Author of the Atlas of Scotland: A Vision of a Nation; Andrew hand-draws maps to illustrate Scotland’s history as an ancient kingdom of Europe and show how Scotland’s topography has shaped where people live and how this has influenced their artistic response to their environment.

Senior scientist Dr Mike Rivington from the Institute will contribute his expertise in maps from the perspective of climate change projections. His maps provide insight into the future on how we can use the land and what we can grow; all of which will have a huge impact on how we live as a society.
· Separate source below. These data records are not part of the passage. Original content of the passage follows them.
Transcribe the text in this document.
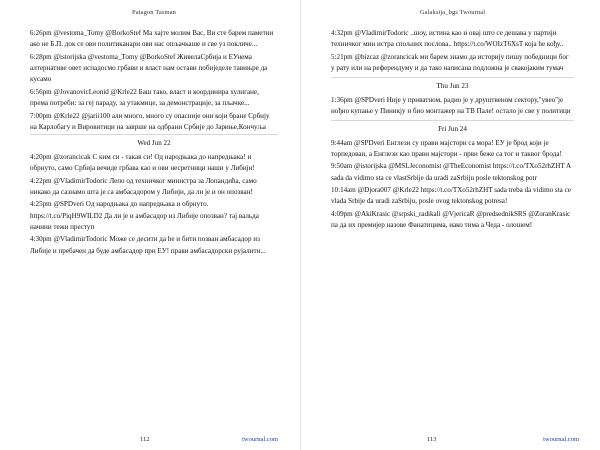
Patagon Tasman

6:26pm @vestoma_Tomy @BorkoStef Ма хајте молим Вас, Ви сте барем паметни ако не Б.П. док се ови политиканари ови нас опљачкаше и све уз покличе...

6:28pm @istorijska @vestoma_Tomy @BorkoStef ЖивелаСрбија и ЕУнема алтернативе овет испадосмо грбави и власт нам остави побиједеле тавињре да кусамо

6:56pm @JovanovicLeonid @Krle22 Баш тако, власт и координира хулигане, према потреби: за геј параду, за утакмице, за демонстрације, за пљачке...

7:00pm @Krle22 @jarii100 али много, много су опасније они који бране Србију на Карлобагу и Вировитици на заврше на одбрани Србије до Јариње,Кончуља

Wed Jun 22

4:20pm @zorancicak С ким си - такав си! Од народњака до напредњака! и обрнуто, само Србија вечиде грбава као и ови несретници наши у Либији!

4:22pm @VladimirTodoric Лепо од техничког министра за Лопандића, само никако да сазнамо шта је са амбасадором у Либији, да ли је и он опозван!

4:25pm @SPDveri Од народњака до напредњака и обрнуто. https://t.co/PiqH9WILD2 Да ли је и амбасадор из Либије опозван? тај вальда начини тежи преступ

4:30pm @VladimirTodoric Може се десити да he и бити позван амбасадор из Либије и пребачен да буде амбасадор при ЕУ! прави амбасадорски рујалити...

112	twournal.com
Galaksija_bgs Twournal

4:32pm @VladimirTodoric ..шоу, истина као и овај што се дешава у партији техничког мин истра спољних послова.. https://t.co/WOIzT6XsT која he кођу..

5:21pm @bizcaz @zorancicak ми барем знамо да историју пишу победници бог у рату или на референдуму и да тако написана подложна је свакојаким тумач

Thu Jun 23

1:36pm @SPDveri Није у приватном, радио је у друштвеном сектору,"увео"је нођно купање у Пиникју и био монтажер на ТВ Пале! остало је све у политици

Fri Jun 24

9:44am @SPDveri Енглези су прави мајстори са мора! ЕУ је брод који је торпедован, а Енглези као прави мајстори - први беже са тог и таквог брода!

9:50am @istorijska @MSLJeconomist @TheEconomist https://t.co/TXo52rhZHT A sada da vidimo sta ce vlastSrbije da uradi zaSrbiju posle tektonskog potr

10:14am @Djora007 @Krle22 https://t.co/TXo52rhZHT sada treba da vidimo sta ce vlada Srbije da uradi zaSrbiju, posle ovog tektonskog potresa!

4:09pm @AkiKrasic @srpski_radikali @VjericaR @predsednikSRS @ZoranKrasic па да их премијер назове Фанатицима, иако тима а Чеда - олошем!

113	twournal.com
Dr Annabel Pinker, also from the Institute, will give a different perspective on mapping –looking at how we can make maps of place (as bodily, sensory, and feeling experiences) rather than simply territory. She will compare the way that maps, used in development processes, tend to depict land as an abstraction, through which place and local meanings, are erased in favour of speculative infrastructural futures. She will use local examples to point to the ways that such creative forms of local mapping can make visible what planning maps often mask.

Haggis will be served at this event, along with potatoes grown at the James Hutton Institute (5kg sacks will be available to purchase at the event).